Re: Information on savepoint requirement within transctions - Mailing list pgsql-general

From Robert Zenz
Subject Re: Information on savepoint requirement within transctions
Date
Msg-id 5A6F3875.80607@sibvisions.com
Whole thread Raw
In response to Re: Information on savepoint requirement within transctions  (Alban Hertroys <haramrae@gmail.com>)
Responses Re: Information on savepoint requirement within transctions  (Tom Lane <tgl@sss.pgh.pa.us>)
List pgsql-general
On 29.01.2018 15:11, Alban Hertroys wrote:
> IMHO, the burden of explaining that is with those RDBMSes that don't
> behave properly:
> 
> If you start a transaction and something goes wrong in the process,
> the logical behaviour is to fail - the user will want to rollback to a
> sane state, doing any more work is rather pointless because of that.
> Allowing a commit at the end is dubious at best.
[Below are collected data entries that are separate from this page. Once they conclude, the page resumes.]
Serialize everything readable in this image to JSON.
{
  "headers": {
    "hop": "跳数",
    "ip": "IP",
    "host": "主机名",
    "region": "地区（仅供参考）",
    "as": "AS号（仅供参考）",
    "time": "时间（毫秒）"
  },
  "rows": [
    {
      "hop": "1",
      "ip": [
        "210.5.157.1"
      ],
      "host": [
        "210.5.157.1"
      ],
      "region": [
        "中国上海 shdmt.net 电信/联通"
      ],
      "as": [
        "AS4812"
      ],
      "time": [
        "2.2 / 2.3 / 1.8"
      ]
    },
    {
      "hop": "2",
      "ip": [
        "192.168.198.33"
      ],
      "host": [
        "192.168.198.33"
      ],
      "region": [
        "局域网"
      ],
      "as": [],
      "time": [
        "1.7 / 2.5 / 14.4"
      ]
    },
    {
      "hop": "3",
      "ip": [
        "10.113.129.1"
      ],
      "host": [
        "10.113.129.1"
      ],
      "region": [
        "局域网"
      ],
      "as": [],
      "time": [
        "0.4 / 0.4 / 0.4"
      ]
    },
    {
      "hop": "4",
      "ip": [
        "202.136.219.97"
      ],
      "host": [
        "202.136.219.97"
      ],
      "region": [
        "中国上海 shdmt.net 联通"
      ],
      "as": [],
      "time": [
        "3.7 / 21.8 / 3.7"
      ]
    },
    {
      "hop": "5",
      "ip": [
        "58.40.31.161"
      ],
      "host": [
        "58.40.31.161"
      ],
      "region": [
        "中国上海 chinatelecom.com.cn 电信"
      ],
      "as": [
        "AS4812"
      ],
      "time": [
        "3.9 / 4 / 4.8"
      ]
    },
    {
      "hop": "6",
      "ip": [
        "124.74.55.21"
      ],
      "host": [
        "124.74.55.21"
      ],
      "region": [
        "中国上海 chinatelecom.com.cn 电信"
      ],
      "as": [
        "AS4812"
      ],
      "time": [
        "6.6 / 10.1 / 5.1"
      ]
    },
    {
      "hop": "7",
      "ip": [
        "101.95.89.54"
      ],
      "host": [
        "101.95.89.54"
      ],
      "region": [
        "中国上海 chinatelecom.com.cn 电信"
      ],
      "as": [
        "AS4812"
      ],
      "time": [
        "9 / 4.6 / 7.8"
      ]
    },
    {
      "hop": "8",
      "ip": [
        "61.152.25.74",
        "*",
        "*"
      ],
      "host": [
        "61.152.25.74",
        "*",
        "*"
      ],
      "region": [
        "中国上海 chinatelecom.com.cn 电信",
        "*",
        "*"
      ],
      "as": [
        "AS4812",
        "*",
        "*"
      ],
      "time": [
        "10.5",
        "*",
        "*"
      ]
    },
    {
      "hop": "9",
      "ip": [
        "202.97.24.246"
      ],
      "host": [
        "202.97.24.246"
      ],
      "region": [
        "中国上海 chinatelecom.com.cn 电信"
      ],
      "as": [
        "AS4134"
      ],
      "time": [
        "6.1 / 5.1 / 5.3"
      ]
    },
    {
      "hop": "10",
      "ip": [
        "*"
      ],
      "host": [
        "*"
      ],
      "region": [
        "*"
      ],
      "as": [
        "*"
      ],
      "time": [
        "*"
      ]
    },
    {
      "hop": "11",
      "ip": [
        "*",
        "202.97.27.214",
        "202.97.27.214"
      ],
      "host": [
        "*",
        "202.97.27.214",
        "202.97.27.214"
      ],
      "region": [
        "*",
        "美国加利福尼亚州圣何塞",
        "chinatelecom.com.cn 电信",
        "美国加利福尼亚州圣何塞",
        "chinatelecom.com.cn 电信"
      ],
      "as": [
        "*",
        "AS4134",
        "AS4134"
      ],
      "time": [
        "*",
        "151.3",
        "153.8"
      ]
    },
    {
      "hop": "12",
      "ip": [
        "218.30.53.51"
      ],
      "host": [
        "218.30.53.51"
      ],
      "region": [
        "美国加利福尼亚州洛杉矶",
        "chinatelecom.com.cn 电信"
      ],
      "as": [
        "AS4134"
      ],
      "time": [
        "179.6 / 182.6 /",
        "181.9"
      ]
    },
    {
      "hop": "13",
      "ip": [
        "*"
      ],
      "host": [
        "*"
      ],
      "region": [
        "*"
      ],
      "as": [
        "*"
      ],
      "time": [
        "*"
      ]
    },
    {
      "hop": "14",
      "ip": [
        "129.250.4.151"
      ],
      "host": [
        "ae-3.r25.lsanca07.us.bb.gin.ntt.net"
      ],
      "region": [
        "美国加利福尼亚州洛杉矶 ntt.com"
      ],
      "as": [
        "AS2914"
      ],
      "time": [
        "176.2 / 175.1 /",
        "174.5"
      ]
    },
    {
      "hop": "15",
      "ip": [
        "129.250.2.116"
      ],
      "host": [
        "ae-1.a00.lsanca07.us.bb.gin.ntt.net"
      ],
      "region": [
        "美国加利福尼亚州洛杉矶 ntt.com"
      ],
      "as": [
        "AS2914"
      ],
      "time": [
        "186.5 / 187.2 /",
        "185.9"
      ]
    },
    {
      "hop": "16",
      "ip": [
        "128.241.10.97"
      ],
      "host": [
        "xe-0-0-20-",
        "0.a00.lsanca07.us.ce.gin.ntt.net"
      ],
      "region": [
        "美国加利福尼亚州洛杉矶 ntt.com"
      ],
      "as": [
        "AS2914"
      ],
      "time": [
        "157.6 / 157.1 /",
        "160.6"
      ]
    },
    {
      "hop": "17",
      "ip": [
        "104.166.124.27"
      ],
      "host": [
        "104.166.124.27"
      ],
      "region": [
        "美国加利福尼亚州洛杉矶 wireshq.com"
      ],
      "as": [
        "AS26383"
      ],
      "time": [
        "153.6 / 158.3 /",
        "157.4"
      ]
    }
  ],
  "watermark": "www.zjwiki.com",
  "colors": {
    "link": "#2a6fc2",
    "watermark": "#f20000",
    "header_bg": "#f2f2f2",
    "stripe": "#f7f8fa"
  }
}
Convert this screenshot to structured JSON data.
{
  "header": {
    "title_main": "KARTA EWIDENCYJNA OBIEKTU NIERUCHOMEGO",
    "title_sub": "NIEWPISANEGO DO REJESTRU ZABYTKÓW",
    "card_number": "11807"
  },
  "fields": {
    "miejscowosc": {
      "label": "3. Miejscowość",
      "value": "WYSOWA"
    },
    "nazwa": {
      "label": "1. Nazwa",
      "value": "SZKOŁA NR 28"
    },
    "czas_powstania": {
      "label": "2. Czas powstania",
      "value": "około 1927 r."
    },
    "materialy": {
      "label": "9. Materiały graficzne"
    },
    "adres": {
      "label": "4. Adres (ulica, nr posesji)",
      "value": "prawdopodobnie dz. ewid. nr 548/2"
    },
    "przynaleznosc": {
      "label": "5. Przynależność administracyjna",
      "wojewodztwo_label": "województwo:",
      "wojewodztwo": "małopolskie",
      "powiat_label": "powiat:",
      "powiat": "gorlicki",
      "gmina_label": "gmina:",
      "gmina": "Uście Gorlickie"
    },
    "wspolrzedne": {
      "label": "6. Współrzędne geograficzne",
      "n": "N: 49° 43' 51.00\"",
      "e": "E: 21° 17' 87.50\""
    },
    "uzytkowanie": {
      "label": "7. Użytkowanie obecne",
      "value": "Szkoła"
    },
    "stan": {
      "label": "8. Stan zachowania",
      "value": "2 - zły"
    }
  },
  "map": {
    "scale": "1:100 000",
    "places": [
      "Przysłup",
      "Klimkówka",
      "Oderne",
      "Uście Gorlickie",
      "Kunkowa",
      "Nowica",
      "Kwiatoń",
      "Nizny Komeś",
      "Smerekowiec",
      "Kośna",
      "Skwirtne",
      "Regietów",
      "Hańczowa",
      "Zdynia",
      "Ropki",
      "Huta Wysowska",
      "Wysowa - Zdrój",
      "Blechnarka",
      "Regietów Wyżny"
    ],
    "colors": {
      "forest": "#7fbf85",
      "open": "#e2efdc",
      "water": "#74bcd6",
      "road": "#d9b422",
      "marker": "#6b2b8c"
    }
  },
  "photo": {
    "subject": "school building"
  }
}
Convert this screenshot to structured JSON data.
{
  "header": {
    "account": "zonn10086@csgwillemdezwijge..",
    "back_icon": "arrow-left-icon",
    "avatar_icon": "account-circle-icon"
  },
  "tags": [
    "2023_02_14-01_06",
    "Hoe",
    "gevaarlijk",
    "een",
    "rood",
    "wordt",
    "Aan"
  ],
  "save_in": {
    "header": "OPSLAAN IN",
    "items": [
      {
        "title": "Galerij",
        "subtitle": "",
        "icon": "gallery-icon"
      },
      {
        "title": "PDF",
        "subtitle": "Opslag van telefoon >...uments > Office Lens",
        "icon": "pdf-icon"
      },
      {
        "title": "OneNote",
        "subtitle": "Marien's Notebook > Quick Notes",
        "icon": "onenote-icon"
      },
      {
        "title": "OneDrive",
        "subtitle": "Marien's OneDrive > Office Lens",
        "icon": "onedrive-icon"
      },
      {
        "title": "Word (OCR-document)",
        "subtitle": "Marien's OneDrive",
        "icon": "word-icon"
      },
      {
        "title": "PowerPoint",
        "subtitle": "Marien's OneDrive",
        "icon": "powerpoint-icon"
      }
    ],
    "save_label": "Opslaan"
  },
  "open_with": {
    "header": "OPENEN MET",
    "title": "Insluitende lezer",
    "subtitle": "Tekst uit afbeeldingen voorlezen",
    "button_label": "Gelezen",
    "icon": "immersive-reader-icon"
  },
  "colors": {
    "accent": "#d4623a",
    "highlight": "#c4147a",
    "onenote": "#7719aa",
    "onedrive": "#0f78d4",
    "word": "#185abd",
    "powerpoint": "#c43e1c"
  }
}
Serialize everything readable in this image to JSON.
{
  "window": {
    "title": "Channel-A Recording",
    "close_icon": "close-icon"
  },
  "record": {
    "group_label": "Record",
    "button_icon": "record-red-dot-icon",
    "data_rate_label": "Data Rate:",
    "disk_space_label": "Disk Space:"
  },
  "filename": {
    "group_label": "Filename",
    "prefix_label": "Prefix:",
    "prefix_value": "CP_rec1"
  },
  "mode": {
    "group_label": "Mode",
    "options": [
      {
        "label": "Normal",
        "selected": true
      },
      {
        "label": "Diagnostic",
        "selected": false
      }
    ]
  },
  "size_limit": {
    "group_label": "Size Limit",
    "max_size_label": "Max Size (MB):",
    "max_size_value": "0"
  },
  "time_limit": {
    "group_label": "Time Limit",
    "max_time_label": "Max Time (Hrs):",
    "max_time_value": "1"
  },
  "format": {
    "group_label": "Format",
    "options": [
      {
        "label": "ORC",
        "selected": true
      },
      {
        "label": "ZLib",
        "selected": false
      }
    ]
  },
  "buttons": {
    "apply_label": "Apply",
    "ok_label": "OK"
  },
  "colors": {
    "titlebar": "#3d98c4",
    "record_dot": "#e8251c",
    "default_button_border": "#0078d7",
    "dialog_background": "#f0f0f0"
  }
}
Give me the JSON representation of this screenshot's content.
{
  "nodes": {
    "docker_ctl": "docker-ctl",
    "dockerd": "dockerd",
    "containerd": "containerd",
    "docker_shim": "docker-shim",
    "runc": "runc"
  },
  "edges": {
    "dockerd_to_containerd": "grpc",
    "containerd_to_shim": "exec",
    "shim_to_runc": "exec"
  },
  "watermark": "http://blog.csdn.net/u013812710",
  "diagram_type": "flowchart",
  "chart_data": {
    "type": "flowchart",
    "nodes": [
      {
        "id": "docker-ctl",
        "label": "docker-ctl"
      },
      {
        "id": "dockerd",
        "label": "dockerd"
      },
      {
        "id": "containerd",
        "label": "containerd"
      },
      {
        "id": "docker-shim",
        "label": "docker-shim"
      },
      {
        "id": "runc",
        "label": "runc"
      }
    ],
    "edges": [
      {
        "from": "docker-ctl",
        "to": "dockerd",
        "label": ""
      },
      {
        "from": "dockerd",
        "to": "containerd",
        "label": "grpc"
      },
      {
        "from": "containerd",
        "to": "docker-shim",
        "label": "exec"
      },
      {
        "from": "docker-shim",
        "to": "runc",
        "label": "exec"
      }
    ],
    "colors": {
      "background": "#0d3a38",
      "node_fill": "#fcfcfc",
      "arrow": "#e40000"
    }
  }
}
One could argue that automatically "undoing all broken things" (read: reverting
back to the state before the failing statement was executed) would be a feature
worth having. As far as I recall, that has also been brought up on the mailing
list. Though, I don't care particularly about it. I was just interested in the
documentation.

> That does not exclude PG from documenting this behaviour, but I'd have
> a look at the docs for those other vendors whether they perhaps
> documented their irregular transactional behaviour ;)

Heh, good luck. :)

> You didn't mention which RDBMSes behave like what you expected
> (probably from experience), but I seem to recall Oracle does odd stuff
> like that, as well as issuing a commit to all open transactions when
> any DDL happens or treating NULLs and empty literals as the same
> thing. Just to say that the "big names" aren't without flaws - they're
> kind of hard to fix when users probably depend on their behaviour
> though.

To reiterate my example (to get rid of any misconceptions):

    begin transaction
    insert row #1
    insert row #2 (this fails)
    insert row #3
    commit

I've tested MySQL/MariaDB, Oracle, H2 and SQLite, all allow to continue a
transaction after a failed statement without user interaction (rows #1 and #3
are in the database after committing). PostgresSQL requires the manual rollback
to savepoint after a failed statement (obviously stores #1 and #3 in the
database if each insert is "wrapped" with a savepoint). MSSQL on the other hand
loses the complete state up to the failed statement and allows the user to
continue to use the transaction like nothing happened (only #3 is inserted when
committing). So, I think we can all agree who's the actually broken one here. ;)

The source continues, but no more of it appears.